About this Research Topic
Given the importance of being able to study time-uncontrollable phenomena for gaining a complete understanding of healthy and diseased brain function, neuroimagers have devised many ways to deal with timing uncertainty. For example, in resting-state studies —namely those in which subjects are instructed to freely let their mind wander—it is common to rely on seed-based correlational analysis, model-free multivariate decomposition algorithms (e.g., independent-component analysis) or clustering approaches (e.g. k-means, hierarchical clustering) to uncover spatially distributed patterns of temporally synchronous activity from hemodynamic (i.e. functional MRI, functional near infrared spectroscopy) or electrophysiological (EEG, MEG, ECOG) data.

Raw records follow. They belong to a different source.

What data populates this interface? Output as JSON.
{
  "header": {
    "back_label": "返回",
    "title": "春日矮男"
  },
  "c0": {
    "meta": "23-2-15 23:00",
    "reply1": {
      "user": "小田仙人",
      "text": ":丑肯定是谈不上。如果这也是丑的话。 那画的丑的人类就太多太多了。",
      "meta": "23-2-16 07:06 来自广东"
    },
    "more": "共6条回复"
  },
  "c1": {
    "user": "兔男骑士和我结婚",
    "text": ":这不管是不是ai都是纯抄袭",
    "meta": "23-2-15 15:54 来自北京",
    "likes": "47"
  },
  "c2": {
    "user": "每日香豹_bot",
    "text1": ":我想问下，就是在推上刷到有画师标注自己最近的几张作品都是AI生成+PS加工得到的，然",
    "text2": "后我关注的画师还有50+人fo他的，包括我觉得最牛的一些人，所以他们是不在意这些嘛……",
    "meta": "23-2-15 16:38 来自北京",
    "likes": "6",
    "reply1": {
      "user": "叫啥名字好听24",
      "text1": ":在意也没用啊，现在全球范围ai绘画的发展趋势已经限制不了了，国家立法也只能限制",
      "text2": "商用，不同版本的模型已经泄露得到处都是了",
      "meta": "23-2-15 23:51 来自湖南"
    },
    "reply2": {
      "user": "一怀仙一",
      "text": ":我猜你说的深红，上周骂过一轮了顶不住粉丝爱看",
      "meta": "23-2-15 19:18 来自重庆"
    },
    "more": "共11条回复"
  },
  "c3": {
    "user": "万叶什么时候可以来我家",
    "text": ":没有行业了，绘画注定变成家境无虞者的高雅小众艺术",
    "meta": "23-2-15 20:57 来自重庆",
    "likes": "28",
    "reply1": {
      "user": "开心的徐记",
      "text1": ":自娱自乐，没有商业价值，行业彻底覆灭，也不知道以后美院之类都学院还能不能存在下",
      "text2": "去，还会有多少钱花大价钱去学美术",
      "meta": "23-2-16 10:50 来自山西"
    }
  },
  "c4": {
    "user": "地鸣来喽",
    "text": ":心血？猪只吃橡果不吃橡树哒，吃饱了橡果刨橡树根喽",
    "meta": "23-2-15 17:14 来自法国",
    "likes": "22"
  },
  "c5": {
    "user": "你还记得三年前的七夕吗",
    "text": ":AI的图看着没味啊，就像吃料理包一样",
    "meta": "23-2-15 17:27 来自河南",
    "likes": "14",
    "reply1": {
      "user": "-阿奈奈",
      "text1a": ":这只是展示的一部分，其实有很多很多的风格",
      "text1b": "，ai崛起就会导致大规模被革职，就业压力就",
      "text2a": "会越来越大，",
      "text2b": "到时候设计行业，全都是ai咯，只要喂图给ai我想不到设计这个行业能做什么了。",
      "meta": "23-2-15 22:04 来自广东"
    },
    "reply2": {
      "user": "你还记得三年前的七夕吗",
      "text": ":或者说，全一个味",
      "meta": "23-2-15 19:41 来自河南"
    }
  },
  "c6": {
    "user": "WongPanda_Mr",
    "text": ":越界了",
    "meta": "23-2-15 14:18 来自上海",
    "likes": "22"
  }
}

Those techniques can be used to build network models of the brain (i.e., functional connectomes) and explore how the topological properties of those models change across populations or experimental conditions (e.g. sleep vs. awake). In parallel, point-process and deconvolution methods can be used to detect temporally sparse instances of activity-inducing events that can be localized to individual regions. Finally, inter-subject correlational analysis for naturalistic stimuli, as well as advanced machine learning algorithms (e.g., non-linear dimensionality reduction techniques) are now also being applied to synchronous paradigm-free data in order to study how brain activity evolves freely over time.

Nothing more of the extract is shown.